Sonderpädagogik: Selbst die umfassendste Ausbildungsreform wird erst langfristig Früchte tragen. Ein beachtlicher Teil der momentan fehlenden Pädagog*innen sind Sonderpädagog*innen bzw. Inklusive- und Sonderpädagog*innen. Sie brauchen wir mindestens genau so dringend, denn die Anzahl der Kinder, die in ihrer Entwicklung Aufholbedarf hat, steigt bereits seit Jahren an. Um eben diesen Bedarf zu erheben, werden Statistiken geführt. Die Auswertung ist intern nicht so einfach zugänglich und ihre Auswirkungen für das freie Auge nicht gleich ersichtlich.
Es ist aber jedem in der Praxis klar, dass es kaum eine (Regel)Gruppe gibt, die keine Kinder mit erhöhtem Betreuungsaufwand in der täglichen Bildungsarbeit begleitet. Durchschnittlich sind es sogar mehrere Kinder.
Allein der Begriff „erhöhter Betreuungsaufwand“ ist schon irreführend. Es geht an unseren Standorten nämlich schon lange nicht mehr um Betreuung, wenn das überhaupt jemals so war. Mag sein, dass es Menschen so empfinden, wenn sie über ihr Arbeitsleben nachdenken und merken, dass sich jemand währenddessen um ihr Kind kümmern sollte. Tatsächlich handelt es sich allerdings um Bildungsarbeit.
Sonderpädagogik und Mobile Entwicklungsförderung: Expert*innen, die ausgebremst werden
Eben diese Bildungsarbeit zeigt schnell, wo die besonderen Bedürfnisse und Aufholerfordernisse für ein Kind liegen. Die Expert*innen der Mobilen Entwicklungsförderung können dann zu Rate gezogen werden, wenn es um die Einschätzung einer Situation, aber auch um die Umsetzung der erwünschten individuellen Entwicklungsbegleitung, Elterngespräche, interdisziplinäre Vernetzung intern und extern und die Schaffung eines entwicklungsfördernden Umfelds und Rahmens geht.
Expert*innen aus Psychologie, inklusiver Elementar- und Hortpädagogik, Physiotherapie und Sprachheilpädagogik bzw. Logopädie unterstützen die Standorte mit ihrer Fachkompetenz. Ihre Terminkalender sind voll und der Zeitdruck manchmal enorm. Oft geht es darum, Kinder „unterzubringen“, aber das garantiert noch nicht den individuell geeigneten Platz, denn der existiert oft nicht oder ist schon besetzt.

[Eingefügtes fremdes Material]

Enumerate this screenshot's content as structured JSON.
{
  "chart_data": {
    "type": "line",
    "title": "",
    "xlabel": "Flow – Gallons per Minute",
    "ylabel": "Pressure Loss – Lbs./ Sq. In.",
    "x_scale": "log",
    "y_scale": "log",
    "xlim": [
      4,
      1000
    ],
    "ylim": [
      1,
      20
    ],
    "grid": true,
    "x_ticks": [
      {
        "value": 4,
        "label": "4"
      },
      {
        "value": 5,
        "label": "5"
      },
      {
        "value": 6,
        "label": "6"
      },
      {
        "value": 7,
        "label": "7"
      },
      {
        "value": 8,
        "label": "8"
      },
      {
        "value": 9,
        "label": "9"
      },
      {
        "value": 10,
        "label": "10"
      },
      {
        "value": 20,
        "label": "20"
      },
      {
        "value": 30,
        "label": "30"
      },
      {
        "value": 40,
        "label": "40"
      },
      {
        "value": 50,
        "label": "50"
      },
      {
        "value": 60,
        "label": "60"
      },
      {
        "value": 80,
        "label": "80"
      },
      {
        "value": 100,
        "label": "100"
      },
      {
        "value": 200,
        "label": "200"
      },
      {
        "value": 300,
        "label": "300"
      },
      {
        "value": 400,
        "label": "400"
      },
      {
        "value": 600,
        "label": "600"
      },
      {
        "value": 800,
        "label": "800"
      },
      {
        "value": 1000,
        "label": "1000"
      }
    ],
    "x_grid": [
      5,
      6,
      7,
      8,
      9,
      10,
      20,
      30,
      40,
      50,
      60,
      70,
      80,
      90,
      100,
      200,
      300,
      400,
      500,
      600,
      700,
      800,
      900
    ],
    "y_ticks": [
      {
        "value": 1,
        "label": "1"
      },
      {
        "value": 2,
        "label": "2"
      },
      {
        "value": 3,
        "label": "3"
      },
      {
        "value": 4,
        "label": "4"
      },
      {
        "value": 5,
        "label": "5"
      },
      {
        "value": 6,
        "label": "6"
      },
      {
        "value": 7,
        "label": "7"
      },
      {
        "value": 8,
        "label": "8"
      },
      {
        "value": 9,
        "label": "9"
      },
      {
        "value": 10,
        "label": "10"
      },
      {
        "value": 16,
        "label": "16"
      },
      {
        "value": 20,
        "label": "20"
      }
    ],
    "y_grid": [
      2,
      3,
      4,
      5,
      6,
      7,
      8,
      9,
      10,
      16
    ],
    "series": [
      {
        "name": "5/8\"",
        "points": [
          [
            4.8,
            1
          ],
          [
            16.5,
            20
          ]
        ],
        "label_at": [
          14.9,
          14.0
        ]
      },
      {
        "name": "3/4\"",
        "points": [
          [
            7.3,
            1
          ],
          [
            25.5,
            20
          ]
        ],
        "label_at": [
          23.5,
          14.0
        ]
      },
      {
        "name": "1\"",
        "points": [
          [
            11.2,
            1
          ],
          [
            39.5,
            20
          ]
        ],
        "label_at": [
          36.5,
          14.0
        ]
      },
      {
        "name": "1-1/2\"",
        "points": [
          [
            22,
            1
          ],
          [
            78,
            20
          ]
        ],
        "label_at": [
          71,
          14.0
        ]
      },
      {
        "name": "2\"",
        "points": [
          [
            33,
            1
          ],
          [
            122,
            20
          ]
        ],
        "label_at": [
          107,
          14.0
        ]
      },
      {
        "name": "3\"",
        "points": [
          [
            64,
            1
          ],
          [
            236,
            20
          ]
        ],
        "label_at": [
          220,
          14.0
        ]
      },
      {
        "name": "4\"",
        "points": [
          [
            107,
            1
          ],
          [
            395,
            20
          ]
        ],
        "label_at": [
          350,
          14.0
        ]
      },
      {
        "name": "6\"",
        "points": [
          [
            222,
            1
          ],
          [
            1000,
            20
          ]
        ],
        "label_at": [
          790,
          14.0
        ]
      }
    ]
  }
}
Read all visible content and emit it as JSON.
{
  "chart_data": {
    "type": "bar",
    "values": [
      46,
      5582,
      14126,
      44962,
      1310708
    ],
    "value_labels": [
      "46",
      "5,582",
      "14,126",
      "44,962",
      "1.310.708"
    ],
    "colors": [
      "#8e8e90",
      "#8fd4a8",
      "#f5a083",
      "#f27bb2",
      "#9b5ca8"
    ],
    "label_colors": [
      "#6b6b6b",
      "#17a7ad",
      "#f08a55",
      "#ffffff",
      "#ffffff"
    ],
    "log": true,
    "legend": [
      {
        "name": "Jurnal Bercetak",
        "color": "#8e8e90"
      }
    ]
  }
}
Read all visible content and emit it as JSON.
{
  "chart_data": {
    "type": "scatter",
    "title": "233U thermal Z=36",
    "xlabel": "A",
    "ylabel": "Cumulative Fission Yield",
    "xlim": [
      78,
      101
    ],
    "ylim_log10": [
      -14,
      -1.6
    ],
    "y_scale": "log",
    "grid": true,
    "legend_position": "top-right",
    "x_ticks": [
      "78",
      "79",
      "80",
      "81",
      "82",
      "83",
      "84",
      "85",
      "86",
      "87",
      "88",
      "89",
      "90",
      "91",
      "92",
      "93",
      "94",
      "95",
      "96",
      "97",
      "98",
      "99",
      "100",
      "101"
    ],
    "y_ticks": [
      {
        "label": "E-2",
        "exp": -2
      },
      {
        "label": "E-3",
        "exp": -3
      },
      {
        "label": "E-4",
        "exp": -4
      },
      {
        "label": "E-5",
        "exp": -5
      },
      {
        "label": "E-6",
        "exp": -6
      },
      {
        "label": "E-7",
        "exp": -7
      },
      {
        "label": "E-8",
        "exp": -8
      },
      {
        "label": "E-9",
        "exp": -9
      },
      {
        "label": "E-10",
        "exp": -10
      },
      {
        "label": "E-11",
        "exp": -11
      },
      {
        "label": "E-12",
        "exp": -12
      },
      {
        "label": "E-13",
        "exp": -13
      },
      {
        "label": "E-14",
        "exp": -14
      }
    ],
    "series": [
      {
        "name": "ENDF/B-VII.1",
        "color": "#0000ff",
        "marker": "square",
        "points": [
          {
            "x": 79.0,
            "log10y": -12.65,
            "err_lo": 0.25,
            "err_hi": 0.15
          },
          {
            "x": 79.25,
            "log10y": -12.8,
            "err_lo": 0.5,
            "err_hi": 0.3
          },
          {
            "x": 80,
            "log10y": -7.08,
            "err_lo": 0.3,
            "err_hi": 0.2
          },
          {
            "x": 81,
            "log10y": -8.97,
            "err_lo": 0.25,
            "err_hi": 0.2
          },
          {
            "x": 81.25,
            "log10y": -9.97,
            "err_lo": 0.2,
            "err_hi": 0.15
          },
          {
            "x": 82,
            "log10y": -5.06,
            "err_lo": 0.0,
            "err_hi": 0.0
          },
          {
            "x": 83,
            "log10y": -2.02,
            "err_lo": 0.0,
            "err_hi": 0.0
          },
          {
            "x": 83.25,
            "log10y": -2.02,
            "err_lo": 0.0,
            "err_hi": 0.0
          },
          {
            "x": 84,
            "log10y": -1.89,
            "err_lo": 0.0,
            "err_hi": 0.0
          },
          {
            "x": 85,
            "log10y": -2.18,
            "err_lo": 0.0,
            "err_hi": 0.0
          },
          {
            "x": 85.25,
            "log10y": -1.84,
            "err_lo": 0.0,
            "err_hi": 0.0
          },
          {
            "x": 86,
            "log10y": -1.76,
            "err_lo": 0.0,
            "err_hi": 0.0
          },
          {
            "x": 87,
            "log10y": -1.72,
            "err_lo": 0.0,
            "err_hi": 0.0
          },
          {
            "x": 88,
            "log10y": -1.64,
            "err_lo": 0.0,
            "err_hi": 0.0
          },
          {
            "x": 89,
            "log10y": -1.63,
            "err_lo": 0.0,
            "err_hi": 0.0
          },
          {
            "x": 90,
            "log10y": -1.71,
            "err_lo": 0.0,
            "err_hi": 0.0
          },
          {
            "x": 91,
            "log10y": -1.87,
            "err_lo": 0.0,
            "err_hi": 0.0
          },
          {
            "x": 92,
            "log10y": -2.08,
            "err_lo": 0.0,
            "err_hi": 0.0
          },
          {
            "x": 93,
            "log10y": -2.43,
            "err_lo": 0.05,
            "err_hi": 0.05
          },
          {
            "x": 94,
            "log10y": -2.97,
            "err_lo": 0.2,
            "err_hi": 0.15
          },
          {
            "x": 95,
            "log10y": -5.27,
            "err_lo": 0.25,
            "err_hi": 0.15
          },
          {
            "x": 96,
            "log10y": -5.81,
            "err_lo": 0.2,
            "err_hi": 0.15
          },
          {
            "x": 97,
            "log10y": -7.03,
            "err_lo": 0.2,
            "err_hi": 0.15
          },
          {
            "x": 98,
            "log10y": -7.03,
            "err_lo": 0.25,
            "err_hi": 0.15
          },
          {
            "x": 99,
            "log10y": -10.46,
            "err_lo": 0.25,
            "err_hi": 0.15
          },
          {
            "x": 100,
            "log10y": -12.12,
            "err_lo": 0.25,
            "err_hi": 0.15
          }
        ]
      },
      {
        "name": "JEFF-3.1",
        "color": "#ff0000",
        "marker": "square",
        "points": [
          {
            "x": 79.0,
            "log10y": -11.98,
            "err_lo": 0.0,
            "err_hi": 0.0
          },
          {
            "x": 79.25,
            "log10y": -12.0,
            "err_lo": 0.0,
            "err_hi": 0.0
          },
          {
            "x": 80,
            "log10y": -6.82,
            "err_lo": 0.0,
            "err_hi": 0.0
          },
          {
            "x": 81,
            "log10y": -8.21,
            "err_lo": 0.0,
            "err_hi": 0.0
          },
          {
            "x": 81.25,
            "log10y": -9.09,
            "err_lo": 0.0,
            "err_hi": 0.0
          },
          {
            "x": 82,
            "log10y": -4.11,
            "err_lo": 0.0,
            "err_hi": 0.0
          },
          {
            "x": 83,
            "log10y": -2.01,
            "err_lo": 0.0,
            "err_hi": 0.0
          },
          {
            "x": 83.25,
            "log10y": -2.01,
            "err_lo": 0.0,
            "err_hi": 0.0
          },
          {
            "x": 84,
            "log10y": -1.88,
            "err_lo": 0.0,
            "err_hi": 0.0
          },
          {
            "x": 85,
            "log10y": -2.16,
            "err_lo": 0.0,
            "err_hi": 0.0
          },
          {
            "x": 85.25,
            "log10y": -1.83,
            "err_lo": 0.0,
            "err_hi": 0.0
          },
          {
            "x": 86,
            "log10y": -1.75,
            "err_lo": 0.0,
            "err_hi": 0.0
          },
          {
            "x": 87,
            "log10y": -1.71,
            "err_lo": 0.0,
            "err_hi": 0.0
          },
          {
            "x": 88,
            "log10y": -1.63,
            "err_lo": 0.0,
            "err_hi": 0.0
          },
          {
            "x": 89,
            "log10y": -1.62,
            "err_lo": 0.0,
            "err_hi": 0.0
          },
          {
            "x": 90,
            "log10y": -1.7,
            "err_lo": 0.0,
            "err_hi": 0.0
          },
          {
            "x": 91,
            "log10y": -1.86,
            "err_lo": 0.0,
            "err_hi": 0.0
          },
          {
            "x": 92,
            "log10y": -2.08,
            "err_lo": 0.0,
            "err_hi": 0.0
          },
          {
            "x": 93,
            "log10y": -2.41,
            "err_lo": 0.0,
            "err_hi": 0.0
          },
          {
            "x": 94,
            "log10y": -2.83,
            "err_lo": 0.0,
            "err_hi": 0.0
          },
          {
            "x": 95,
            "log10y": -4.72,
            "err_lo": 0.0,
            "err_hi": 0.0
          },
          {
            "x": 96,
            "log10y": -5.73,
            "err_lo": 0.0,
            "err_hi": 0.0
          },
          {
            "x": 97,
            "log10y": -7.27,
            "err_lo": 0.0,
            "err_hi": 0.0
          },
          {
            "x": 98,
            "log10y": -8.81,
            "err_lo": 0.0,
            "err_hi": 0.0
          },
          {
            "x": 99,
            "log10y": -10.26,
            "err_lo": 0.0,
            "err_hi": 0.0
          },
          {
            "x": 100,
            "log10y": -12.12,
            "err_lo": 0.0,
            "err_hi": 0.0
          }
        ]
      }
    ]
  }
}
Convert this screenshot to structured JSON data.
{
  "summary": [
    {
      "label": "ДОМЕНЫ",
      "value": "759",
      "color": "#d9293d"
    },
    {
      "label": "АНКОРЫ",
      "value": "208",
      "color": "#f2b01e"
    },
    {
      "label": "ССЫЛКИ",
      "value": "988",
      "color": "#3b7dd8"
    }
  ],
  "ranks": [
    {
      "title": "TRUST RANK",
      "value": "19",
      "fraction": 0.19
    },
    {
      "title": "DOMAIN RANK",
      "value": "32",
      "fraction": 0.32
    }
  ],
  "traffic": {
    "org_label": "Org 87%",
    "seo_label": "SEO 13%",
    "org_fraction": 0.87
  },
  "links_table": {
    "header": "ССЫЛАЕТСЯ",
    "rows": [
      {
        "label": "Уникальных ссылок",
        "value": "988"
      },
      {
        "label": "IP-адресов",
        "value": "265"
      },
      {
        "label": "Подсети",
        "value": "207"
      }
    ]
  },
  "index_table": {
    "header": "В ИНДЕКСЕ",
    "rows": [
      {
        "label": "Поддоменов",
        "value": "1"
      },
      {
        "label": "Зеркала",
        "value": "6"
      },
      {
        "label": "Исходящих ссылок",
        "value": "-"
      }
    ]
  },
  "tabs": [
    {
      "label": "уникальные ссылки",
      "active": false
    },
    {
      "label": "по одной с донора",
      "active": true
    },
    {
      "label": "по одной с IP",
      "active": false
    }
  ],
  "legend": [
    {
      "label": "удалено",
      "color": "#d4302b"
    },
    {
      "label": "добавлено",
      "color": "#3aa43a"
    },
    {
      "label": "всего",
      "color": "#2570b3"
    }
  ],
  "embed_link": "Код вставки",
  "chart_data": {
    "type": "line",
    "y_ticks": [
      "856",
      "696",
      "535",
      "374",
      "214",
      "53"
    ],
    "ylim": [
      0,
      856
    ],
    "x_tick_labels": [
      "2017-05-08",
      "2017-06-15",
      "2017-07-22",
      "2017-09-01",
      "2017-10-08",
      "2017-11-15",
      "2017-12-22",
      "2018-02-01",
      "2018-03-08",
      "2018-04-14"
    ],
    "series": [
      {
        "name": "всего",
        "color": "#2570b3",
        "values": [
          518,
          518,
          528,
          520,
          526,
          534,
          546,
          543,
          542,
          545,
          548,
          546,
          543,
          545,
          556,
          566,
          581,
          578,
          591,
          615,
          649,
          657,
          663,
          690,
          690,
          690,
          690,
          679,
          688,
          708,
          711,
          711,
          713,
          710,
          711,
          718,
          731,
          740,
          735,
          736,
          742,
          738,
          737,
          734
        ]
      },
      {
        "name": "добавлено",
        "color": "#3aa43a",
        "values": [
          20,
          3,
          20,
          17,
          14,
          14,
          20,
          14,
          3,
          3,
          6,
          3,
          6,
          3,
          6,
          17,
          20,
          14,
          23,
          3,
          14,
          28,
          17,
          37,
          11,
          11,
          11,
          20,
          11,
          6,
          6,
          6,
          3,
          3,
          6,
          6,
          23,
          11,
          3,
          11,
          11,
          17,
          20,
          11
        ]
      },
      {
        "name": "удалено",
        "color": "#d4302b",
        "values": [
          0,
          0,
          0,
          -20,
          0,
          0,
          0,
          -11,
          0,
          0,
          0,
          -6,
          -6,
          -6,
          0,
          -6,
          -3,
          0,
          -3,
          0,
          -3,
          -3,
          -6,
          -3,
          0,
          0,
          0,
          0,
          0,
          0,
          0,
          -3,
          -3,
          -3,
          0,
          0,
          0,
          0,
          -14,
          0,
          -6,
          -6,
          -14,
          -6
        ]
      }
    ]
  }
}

Es ist kaum möglich, allen Anfragen so schnell nachzukommen, wie man es möchte und gleichzeitig ist die oberste Prämisse, dem Kind die bestmöglichen Entwicklungschancen zu eröffnen, durch genaue Beobachtung, qualifizierte Einschätzung und individuelle Anpassung der Maßnahmen. Das alles immer in Kooperation mit der zuständigen Fachkraft und unter Rücksichtnahme auf deren Erfahrung, Ausbildungsstand und Ressourcen. Es versteht sich von selbst, dass das Zeit braucht, die der Personalstand aber nicht immer ausreichend zulässt.
Die Rechnung ist eine einfache. Die enormen Herausforderungen in den Gruppen spiegeln sich beim genauen Hinsehen auch im Referat Mobile Entwicklungsförderung. Auch dieser Bereich braucht personelle Ressourcen. Expert*innen fallen nicht vom Himmel und sie helfen die Qualität innerhalb der Institution auf einem hohen Level zu halten.
Kinder, die für ihre Chancengleichheit das Quäntchen mehr an Pädagogik brauchen, brauchen nicht nur einfach dringend einen Platz in einem Hort oder Kindergarten, sondern den für sie geeigneten Ort. Das braucht genügend Zeit für die Einschätzung und Begleitung durch die Mobile Entwicklungsförderung und das braucht die freien Plätze.